Wah, Pak Kodok menerbangkan bus Jember. Sepertinya bisa jadi next target ini? Ngincer Pak Kodok…Hehehe…

Mungkin, Pak Khamsin tahu kalau aku seorang bismania. Beliau unjuk kehandalannya sebagai pengemudi ketika dengan kesabaran dan kecekatannya melengserkan tiga armada PO Persada di ruas Juana – Rembang.

Trio bus wisata dari Kota Pemalang itu begitu kompak beriringan, satu sama lain saling membantu, mencarikan celah dan berusaha menarik bus paling belakang agar tidak tercecer. Meski deretan truk barang mengular, nyatanya ketiga bus tersebut saling lengket, tak tercerai berai oleh lalu lalang lalu lintas. Salut untuk ketiga drivernya!

Berbekal pengalaman segunung, rontok juga akhirnya sinergi OH 1525, RK8 dan OH 1521 di tangan Pak Khamsin. Setelah berkali-kali gagal mencuri kesempatan, dengan sekali hentakan di jalur kanan, didahuluinya ketiga bus tersebut yang samar terlihat mengusung rombongan para mantan gadis angkatan 50-an tersebut.

Jam 00.38, dengan waktu pelayaran selama 11 jam 15 menit, Marcopolo pun dengan selamat sentosa menunaikan tugas mengevakuasiku dari bencana kemanusiaan.
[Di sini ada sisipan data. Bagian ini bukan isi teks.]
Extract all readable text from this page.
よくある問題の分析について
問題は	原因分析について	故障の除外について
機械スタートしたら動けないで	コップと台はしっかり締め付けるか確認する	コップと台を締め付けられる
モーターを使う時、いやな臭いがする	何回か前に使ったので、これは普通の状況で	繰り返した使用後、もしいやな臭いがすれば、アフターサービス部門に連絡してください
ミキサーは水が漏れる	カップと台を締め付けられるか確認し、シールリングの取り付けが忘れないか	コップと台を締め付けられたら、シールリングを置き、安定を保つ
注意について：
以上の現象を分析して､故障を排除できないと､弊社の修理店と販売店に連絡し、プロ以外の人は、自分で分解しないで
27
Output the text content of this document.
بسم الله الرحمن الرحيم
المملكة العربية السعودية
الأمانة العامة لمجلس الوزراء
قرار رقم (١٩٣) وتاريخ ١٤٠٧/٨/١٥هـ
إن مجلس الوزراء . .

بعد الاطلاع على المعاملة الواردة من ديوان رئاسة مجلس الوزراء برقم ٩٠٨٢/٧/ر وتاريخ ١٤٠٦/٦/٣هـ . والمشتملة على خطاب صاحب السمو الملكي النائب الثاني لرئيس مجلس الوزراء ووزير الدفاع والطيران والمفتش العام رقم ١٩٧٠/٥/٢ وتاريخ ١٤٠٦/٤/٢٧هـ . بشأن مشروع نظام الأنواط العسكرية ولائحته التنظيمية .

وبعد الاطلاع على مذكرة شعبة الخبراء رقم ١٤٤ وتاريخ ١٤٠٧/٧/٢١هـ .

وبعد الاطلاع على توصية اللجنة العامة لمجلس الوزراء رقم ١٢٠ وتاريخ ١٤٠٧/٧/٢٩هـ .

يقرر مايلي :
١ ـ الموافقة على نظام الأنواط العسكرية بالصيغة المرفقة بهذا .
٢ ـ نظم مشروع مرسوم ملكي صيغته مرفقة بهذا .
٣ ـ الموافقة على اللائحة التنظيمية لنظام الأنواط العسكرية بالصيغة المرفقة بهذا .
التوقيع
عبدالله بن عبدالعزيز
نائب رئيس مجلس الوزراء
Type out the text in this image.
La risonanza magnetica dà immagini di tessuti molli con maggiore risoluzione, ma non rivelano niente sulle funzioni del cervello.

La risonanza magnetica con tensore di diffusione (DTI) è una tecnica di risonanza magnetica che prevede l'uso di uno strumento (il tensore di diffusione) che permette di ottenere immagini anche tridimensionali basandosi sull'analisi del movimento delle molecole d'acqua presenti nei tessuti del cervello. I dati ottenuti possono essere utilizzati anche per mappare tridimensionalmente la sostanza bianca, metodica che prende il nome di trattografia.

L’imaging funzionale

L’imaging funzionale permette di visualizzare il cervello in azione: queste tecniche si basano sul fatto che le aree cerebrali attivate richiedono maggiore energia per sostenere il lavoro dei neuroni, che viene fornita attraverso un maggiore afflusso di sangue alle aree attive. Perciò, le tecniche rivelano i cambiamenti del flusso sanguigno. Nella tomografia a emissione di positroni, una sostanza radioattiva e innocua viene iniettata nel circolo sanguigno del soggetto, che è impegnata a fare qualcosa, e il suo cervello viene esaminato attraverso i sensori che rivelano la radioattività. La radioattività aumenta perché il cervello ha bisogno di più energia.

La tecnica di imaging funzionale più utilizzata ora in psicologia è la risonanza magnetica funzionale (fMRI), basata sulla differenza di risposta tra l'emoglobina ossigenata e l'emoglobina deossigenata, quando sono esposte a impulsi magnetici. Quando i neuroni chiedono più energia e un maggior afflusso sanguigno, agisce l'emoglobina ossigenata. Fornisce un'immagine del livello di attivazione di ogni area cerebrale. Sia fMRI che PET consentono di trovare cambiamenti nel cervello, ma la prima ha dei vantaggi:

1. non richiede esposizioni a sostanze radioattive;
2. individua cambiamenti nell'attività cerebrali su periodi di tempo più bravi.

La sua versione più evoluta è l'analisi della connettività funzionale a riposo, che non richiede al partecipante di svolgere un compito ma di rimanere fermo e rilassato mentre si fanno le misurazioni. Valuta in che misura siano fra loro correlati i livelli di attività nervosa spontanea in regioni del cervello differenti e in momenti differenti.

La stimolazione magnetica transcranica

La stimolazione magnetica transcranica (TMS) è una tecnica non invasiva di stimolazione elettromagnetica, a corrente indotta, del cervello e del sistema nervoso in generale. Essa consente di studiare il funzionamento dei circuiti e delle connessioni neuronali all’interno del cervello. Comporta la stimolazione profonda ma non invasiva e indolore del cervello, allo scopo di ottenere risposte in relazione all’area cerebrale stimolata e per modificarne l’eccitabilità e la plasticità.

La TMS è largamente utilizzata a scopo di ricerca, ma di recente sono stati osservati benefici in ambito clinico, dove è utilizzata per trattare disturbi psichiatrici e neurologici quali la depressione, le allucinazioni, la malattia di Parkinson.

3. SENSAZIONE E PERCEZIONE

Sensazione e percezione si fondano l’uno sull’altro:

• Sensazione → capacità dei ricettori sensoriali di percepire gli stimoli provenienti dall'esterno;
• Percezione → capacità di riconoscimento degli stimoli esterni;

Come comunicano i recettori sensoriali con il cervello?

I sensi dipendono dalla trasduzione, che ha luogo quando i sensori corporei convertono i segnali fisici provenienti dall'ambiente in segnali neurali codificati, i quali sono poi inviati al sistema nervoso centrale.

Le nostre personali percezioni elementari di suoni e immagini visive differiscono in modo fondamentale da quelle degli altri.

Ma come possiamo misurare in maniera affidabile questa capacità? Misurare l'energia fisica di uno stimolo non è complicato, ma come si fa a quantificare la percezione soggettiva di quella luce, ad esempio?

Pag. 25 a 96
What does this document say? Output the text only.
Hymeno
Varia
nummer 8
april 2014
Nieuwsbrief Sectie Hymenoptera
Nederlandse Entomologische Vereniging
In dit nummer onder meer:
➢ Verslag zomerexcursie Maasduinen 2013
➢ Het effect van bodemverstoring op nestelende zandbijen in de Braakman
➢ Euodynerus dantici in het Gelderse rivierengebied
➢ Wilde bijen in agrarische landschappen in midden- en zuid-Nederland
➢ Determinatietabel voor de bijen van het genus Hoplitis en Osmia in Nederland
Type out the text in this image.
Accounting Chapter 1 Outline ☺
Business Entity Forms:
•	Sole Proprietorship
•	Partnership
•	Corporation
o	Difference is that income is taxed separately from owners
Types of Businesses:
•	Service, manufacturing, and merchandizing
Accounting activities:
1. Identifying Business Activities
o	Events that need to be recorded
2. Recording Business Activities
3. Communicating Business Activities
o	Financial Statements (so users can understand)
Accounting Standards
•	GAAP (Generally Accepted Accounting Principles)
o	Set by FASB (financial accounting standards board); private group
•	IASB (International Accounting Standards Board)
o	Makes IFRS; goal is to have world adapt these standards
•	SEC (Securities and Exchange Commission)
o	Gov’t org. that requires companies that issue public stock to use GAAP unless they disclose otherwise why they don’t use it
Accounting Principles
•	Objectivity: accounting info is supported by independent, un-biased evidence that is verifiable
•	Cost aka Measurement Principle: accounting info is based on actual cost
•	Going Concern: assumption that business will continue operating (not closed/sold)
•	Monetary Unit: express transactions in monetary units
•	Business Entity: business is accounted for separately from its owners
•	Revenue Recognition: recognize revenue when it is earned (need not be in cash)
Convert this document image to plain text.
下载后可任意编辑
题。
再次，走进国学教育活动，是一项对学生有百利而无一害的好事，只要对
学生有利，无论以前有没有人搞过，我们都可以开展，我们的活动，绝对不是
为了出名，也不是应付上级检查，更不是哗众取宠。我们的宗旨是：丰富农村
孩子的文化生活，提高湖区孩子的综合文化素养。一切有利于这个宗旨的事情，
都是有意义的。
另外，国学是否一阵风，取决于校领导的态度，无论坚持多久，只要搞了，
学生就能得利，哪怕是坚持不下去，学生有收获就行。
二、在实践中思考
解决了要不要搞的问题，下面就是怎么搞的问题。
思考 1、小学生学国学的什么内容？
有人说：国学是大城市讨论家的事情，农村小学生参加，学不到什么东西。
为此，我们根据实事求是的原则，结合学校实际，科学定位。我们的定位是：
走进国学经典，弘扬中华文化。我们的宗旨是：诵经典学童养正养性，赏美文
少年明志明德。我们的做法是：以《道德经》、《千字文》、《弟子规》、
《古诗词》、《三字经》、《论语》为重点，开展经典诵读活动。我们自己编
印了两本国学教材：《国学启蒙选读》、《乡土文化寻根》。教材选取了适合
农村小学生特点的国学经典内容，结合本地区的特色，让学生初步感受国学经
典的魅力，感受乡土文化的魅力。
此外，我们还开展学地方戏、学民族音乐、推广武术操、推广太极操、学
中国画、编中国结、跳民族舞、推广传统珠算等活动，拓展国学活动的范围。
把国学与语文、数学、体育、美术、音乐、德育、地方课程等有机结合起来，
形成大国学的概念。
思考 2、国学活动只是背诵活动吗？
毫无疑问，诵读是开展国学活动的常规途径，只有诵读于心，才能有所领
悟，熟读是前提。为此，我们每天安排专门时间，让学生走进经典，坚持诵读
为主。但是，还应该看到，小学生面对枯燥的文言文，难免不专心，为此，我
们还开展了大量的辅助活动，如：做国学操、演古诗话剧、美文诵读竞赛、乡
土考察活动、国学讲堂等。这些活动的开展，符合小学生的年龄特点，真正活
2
Bahwa tak sekalipun dinalar dalam akal sehat, hikmah dari kerusuhan Tanjung Priok ternyata membawaku berjodoh dengan cita-cita terpendam selama ini. Dari mula pertama melihat selintas lewat armada teranyar Pahala Kencana yang menggawangi jurusan Bandung-Surabaya pada saat menghabiskan malam Minggu bersama keluarga di alun-alun Rembang, lalu mengkhayal betapa “terhormat”nya duduk di singgasana kabin New Marcopolo itu, akhirnya last but not least, kini aku sendiri bisa mengkonversi obsesiku.

Sebuah karomah dari Mbah Priok yang terpercik ke dalam nasib baikku?